Ferida com vários tiros nas pernas, uma estudante do Curso de Letras, do campus da Uneb de Eunápolis, de 29 anos, dá entrada na emergência de um hospital local. A violência foi cometida pelo próprio companheiro. O fato acontecido em 29 de outubro, segundo informações dos jornais locais, teria acontecido por motivação passional. A estudante, que passará por meses de recuperação, foi atendida em uma delegacia comum, pois, em Eunápolis, não existe Delegacia Especializada de Atendimento à Mulher (DEAM). A vítima além de mulher é negra. 
 
Fatos como o descrito acima, relacionados à violência de gênero, sobretudo cometido em mulheres negras, estão longe de se tornarem raros no Brasil. Pelo contrário, aumentaram na última década. Dados divulgados neste mês de novembro, pelo Mapa da Violência 2015 (leia mais), apontam que em dez anos, no país, houve um salto no índice de homicídios de mulheres negras em 54%, passando de 1.864, em 2003, para 2.875, em 2013.  Enquanto isso, no mesmo período, os homicídios de brancas, do sexo feminino, reduziram 9,8%, saindo de 1.747 para 1.576.
 
Números da Organização Mundial da Saúde, presentes no Mapa da Violência 2015, evidenciam que, entre 83 países, o Brasil é o 5º no ranking mundial onde mais ocorre o homicídio feminino. Em 2013, foram 4,8 homicídios por 100 mil mulheres. No alarmante ranking de crescimento de homicídios de mulheres (por 100 mil) por estados do país, a Bahia ocupa o terceiro posto, com aumento de 159,3%, de 2003 a 2013. Na capital baiana, entre 2009 e 2013, a média de homicídios de mulheres foi de 120,25 por ano.
 
Abandono histórico
 
Para a historiadora e diretora da ADUNEB, Caroline Lima, o aumento da violência contra as mulheres negras é um reflexo da ausência de políticas de estado voltadas ao povo pobre, negro e periférico. “Após a abolição da escravatura, em 1888, o estado brasileiro nunca se preocupou em construir uma política de inclusão para o povo negro. A Lei Áurea, em tese, aboliu a escravatura, mas não ofereceu condições para a emancipação e qualidade de vida dos ex-escravos.

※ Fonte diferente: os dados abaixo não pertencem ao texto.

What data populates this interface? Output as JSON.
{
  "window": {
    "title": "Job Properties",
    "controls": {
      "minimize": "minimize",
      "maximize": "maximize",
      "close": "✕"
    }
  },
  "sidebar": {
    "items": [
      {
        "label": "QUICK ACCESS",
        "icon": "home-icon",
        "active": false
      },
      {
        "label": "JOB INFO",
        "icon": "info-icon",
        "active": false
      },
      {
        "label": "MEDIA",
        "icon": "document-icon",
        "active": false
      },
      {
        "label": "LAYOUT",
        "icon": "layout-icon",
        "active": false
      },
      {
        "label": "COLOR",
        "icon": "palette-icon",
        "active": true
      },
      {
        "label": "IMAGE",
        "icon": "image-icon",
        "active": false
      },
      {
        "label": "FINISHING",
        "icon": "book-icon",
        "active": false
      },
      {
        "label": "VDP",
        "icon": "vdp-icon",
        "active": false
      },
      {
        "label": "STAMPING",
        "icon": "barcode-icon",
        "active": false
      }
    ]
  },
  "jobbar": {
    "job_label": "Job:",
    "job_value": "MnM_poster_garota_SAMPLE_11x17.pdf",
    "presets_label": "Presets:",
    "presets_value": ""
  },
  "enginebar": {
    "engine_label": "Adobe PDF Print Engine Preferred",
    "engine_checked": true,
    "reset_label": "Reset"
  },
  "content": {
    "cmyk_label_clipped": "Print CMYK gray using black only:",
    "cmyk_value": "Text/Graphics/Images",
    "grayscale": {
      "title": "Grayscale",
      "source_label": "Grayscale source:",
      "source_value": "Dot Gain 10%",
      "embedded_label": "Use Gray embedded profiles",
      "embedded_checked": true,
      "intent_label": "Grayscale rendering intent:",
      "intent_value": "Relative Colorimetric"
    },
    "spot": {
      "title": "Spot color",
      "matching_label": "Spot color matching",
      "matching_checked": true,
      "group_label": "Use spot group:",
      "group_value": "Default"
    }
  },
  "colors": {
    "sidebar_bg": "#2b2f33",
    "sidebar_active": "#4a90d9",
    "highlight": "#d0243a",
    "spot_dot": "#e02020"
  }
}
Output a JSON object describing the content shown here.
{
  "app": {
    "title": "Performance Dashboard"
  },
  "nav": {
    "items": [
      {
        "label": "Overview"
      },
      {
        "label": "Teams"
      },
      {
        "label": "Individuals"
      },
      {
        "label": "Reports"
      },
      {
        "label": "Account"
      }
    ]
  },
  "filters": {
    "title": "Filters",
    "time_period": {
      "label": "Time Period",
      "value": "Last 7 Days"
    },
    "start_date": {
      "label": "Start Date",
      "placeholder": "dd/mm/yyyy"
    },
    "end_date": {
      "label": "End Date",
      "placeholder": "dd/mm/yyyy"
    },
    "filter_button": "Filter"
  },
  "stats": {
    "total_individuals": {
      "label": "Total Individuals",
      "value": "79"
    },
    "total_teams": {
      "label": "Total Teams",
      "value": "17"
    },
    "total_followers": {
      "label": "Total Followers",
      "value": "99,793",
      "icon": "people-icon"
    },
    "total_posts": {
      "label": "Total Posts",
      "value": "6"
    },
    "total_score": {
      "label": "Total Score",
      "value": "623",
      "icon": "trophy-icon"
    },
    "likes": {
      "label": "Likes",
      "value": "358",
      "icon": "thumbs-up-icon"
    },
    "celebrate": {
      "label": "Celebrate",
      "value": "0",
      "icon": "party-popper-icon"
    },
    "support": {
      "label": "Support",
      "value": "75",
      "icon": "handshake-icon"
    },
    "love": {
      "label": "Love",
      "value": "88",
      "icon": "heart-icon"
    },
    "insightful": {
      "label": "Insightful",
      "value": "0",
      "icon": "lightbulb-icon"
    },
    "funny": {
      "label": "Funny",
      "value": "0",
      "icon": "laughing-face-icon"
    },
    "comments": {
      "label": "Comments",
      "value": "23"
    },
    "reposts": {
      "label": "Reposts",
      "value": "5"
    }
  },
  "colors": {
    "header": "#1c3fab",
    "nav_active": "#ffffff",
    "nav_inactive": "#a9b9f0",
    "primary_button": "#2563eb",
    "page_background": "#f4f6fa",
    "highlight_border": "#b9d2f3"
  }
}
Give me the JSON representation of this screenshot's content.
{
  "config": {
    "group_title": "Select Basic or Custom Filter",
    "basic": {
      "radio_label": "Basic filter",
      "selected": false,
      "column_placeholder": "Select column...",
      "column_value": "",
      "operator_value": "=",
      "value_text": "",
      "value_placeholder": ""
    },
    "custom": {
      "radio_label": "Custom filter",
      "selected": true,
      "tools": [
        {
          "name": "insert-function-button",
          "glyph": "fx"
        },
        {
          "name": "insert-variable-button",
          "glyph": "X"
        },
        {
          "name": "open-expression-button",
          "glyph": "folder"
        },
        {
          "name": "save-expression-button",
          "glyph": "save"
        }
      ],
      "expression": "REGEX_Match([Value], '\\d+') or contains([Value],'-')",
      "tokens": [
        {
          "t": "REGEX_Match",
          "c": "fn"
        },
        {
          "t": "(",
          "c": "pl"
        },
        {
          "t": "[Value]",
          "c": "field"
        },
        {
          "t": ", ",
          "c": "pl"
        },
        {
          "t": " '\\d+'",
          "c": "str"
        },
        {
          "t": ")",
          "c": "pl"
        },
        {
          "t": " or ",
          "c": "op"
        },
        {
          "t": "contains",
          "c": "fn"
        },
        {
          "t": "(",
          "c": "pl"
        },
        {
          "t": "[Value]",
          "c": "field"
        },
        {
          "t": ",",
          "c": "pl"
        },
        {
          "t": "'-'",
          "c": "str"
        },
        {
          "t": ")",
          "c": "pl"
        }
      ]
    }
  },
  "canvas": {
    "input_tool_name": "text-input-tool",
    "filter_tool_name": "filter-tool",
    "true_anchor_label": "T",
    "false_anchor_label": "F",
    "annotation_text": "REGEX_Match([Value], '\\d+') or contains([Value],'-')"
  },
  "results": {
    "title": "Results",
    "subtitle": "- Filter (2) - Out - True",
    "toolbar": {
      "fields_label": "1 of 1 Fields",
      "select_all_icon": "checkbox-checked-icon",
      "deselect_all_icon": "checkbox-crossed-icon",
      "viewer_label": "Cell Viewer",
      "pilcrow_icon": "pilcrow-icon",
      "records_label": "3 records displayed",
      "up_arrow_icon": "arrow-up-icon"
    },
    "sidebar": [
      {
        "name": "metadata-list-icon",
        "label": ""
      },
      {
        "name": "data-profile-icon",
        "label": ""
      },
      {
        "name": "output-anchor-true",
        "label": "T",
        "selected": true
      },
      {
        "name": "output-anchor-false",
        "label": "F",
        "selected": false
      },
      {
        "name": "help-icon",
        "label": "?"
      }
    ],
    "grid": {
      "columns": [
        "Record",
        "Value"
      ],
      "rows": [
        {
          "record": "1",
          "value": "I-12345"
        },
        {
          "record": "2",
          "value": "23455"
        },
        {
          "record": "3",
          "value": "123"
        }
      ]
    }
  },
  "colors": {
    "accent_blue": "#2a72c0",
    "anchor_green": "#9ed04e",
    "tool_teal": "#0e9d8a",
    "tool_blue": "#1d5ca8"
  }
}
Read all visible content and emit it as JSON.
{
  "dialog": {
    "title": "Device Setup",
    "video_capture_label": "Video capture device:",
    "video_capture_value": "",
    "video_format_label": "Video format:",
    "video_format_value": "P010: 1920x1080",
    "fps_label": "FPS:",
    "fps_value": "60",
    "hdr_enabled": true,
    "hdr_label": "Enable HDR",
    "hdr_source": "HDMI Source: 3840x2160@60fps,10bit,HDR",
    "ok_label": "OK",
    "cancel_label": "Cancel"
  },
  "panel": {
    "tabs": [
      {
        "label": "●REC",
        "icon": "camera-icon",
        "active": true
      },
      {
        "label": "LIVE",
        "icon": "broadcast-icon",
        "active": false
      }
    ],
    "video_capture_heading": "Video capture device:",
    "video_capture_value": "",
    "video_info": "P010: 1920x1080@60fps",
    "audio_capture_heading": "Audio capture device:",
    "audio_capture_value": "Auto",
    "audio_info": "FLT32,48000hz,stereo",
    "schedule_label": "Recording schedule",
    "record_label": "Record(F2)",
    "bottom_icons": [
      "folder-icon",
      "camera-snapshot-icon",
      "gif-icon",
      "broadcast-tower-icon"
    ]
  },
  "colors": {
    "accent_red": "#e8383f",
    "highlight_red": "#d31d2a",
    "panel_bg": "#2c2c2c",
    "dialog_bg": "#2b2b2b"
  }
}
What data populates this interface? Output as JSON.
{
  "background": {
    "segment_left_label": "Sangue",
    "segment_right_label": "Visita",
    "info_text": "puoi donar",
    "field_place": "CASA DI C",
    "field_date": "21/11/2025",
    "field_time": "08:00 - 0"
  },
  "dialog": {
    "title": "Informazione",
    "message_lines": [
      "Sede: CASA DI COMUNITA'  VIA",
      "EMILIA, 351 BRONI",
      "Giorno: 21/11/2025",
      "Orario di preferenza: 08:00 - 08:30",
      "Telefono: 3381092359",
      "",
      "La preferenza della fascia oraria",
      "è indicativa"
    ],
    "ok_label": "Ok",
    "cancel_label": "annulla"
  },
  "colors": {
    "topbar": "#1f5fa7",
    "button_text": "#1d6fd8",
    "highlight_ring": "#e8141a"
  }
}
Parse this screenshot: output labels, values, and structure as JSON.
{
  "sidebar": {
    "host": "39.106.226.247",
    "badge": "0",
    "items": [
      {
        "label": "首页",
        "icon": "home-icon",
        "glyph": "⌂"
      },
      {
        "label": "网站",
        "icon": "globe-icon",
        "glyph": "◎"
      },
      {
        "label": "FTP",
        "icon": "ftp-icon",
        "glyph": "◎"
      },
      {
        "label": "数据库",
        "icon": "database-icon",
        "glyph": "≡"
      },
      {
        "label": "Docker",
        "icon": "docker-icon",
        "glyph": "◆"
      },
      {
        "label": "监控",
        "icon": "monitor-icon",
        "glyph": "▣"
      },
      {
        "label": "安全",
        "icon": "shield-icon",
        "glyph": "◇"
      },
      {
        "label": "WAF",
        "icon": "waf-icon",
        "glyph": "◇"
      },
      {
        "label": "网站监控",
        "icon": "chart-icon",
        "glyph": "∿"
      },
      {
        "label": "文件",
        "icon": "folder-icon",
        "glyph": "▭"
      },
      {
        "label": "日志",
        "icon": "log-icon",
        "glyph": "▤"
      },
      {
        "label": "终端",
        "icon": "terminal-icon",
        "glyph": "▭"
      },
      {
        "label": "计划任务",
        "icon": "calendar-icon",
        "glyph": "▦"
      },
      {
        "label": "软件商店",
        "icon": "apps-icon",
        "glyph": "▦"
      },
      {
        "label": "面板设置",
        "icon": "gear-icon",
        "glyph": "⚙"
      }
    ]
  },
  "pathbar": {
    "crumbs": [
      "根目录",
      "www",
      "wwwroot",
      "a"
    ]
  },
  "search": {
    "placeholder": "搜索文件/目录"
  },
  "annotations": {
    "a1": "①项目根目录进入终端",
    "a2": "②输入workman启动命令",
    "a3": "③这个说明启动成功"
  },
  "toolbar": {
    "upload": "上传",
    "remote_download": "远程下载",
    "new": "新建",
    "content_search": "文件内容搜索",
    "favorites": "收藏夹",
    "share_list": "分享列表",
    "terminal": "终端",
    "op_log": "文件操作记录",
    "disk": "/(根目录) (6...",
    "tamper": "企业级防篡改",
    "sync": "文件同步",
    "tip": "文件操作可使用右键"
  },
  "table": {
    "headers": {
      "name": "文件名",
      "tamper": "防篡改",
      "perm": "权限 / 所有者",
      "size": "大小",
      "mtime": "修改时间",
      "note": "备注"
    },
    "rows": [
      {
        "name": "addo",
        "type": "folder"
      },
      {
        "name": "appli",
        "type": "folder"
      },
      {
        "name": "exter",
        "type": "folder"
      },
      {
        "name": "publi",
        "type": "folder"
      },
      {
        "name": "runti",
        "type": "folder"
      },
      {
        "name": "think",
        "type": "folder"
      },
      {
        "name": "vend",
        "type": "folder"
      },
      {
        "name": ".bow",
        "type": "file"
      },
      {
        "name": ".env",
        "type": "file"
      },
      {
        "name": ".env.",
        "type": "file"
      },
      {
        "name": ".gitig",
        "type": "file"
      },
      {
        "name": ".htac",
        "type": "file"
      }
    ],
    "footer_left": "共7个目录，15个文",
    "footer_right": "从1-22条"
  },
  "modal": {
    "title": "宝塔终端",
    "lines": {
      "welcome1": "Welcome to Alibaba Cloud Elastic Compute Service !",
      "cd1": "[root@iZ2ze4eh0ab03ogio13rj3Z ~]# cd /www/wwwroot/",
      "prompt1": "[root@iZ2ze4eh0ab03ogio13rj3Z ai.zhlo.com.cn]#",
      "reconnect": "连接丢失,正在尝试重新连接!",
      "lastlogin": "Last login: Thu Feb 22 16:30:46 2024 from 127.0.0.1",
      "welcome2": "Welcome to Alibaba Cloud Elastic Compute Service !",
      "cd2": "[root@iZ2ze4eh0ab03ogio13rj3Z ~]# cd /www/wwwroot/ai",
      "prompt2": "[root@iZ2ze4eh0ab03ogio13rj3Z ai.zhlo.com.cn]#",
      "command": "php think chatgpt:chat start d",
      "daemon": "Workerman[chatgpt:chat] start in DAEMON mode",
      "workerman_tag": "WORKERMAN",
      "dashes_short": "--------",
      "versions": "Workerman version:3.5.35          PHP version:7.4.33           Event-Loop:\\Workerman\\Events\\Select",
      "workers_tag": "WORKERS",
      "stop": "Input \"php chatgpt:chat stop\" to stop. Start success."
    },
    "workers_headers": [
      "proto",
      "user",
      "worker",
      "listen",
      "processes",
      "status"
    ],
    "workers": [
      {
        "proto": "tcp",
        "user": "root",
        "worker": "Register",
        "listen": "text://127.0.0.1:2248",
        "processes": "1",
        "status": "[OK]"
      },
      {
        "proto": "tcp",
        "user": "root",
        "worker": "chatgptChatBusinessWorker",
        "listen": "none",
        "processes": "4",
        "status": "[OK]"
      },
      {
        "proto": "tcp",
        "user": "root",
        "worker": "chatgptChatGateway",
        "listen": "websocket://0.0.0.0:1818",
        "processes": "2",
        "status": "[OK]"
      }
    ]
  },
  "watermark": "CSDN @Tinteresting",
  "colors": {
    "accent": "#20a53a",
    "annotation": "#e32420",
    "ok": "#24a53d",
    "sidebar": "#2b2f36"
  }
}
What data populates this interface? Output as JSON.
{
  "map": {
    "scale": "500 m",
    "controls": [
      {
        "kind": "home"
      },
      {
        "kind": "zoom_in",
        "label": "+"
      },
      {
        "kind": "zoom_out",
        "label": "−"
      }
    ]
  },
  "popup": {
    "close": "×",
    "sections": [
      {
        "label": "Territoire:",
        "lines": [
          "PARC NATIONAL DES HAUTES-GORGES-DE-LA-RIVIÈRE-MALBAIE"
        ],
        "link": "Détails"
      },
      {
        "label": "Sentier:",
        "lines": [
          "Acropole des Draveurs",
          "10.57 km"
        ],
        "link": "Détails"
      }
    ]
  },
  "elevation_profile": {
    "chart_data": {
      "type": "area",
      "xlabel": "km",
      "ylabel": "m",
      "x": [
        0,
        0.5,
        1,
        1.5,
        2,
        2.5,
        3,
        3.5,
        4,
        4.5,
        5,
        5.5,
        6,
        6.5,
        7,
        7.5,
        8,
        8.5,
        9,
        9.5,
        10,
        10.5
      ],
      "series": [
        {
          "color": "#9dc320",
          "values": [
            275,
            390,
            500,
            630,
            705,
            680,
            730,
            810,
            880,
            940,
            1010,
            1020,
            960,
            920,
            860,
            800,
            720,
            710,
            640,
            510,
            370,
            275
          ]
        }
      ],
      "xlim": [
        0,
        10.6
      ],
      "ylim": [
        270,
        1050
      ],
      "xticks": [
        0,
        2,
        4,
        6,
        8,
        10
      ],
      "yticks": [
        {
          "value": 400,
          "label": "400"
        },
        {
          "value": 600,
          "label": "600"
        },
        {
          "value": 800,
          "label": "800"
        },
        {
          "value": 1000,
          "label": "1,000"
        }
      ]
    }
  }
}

O problema impôs à população negra viver à margem dos centros urbanos e da atenção do estado, fato que acontece até hoje”, explica a professora.
 
Caroline afirma ainda que o cenário de abandono, com falta de emprego, escolas de qualidade, saúde pública e segurança, aliado aos ataques dos setores conservadores da sociedade aos direitos humanos, têm como uma de suas consequências o aumento dos homicídios contra a mulher, sobretudo, negra. “O abandono é tanto que dos 417 municípios baianos, apenas 36 possuem Delegacia Especializada de Atendimento à Mulher (DEAM), e somente o município de Simões Filho oferece Casa Abrigo às mulheres vitimadas”, ressalta a diretora da ADUNEB. 
 
                                                                                                   Foto: Site Nosso Engenho
 
DEAM do Engenho Velho de Brotas - Salvador (BA)
 
Ofensiva Conservadora
 
Segundo as pesquisadoras sobre a violência de gênero, Ediane Lopes (ADUNEB) e Meire Reis (Educar na Luta – oposição APLB), o quadro de homicídios contra a mulher ganha tons ainda mais preocupantes diante da atual ofensiva conservadora. Os ataques se configuram como uma investida dos setores de direita, e foram intensificados como resposta às reivindicações populares da Jornada de Junho de 2013, na Copa das Confederações. O assunto foi debatido pelo Grupo de Trabalho (GT) nacional de políticas de classe para gênero, sexualidades, raça e etnias, do ANDES-SN, que fez reunião nos dias 06 e 07, deste mês, em Salvador (leia mais).
 
A ofensiva conservadora, que não pode ser confundida como apenas uma onda de ataques, visto que a opressão nunca deixou de existir, é liderada principalmente pelas bancadas retrógradas do Congresso Nacional. Políticos que personalizam seus mandatos e legislam de acordo com suas convicções pessoais e religiosas, a exemplo do deputado Eduardo Cunha, que por meio do Projeto de Lei 5069, tenta dificultar o abordo legal para casos de estupro.  
 
Lei Maria da Penha
 
Em vigência desde de 2006, a Lei Maria da Penha (Nº 11.340/06) foi considerada inicialmente uma conquista das mulheres contra a violência machista. Porém, após 9 anos, na prática, a norma pouco tem auxiliado contra o feminicídio. O Mapa da Violência 2015 demonstra que, depois de um declínio inicial dos homicídios, logo os assassinatos contra as mulheres voltaram a crescer. A taxa de homicídio a cada 100 mil mulheres, em 2003, era de 4,4%. Em 2007, um ano após da implantação da Maria da Penha, o índice cai para 3,9%. Porém, já em 2008, volta a 4,2%, chegando em 2013 a 4,8%.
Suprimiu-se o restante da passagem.